The first three days

Day 1: In the office. My day consisted of talking to my boss and the other people in the office and reading cases from the previous week's Dawson County grand jury. Most of the cases were a group of kids just barely adults for criminal purposes who decided to steal shit from houses for no apparent reason. Awesome. This is why I'd have a hard time defending people. I have no patience for stupid.

Day 2: Docket in Garza County. Docket in each county occurs, I think, only once or twice a month. For the felony docket for this county, we were finished by noon. To give some perspective for non-criminal law people, it took a daily docket to do that in Harris County. Nothing too exciting in court, but we did go to a tasty restaurant for lunch. I am becoming a fan of small towns because they have tasty, reasonably priced hole in the wall restaurants. :)

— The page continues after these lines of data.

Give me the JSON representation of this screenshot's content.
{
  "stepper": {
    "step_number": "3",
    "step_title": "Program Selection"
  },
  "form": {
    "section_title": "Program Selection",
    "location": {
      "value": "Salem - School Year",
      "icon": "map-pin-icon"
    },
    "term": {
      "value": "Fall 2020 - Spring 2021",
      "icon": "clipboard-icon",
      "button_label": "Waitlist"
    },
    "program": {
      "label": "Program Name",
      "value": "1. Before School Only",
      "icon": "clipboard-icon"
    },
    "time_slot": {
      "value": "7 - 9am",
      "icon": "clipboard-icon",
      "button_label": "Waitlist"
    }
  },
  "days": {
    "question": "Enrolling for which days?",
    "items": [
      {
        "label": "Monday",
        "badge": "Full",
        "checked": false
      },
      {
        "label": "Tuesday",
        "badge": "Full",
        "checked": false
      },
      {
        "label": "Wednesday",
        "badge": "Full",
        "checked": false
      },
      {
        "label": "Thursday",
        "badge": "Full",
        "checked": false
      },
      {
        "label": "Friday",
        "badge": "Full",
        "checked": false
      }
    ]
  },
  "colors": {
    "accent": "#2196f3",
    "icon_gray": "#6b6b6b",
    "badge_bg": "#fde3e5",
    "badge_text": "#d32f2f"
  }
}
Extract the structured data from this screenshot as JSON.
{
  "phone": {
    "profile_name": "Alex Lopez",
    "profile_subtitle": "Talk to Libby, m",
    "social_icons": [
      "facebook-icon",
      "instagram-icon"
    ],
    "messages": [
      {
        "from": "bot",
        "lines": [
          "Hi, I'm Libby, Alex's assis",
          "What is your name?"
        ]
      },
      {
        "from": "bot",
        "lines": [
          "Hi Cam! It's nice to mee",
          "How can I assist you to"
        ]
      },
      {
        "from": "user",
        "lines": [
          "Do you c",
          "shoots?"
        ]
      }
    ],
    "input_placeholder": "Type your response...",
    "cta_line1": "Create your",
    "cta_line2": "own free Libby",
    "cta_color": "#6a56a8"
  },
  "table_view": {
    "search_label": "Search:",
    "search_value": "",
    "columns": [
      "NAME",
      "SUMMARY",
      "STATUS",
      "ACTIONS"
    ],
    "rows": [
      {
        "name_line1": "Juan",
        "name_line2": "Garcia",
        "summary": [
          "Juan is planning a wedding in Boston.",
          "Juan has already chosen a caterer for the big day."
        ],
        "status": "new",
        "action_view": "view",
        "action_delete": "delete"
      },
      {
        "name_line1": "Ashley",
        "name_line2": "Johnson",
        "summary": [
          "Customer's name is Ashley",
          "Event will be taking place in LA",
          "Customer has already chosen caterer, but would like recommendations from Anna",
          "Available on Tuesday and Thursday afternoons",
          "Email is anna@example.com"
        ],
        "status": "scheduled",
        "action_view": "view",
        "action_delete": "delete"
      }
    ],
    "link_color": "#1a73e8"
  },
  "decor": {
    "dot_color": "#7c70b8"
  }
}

Day 3: Docket in Dawson County. Dawson and Gaines have the biggest dockets among the four counties in the 106th. We actually had to come back in the afternoon to finish up a few people's cases. The last was the best of the day. The defendant was originally convicted in about 2004. She's since screwed up several more times and been kicked out of various TDCJ programs. Her diatribe about how none of it is her fault was hilarious. She just kept going and going for somewhere between 10 and 15 minutes. Whenever the judge tried to focus her talking to what the judge was actually asking about, the defendant didn't let it stop her. The whining continued. And continued. Among other things, she talked about how in prison she'd gotten "a drug education, and a lesbian education." Can't say I knew they offered those classes in TDCJ.

In other news, I was sworn in by the judge today. She invited members of the Lamesa bar, so I met several attorneys who practice no criminal law. The thing I found most interesting is that, aside from the judge, I'm apparently the only female attorney in Lamesa. Crazy. But I'm a real attorney now, pending receipt by the bar of my prorated attorney tax. I owed them just under $100 because there was a month or so gap between when I was eligible to join the state bar and when I got my job, which (as a government attorney) made me exempt from the tax. I think that mostly sums up the past few days. Here's hoping tomorrow's docket in Gaines is just as much fun.

Random fact of the day: the 106th judicial district is divided between two appellate courts. Lynn and Garza Counties go to Amarillo and Dawson and Gaines go to Eastland. I find this entertaining because it means the same judge's cases may be appealled to two different courts. Oh, Texas.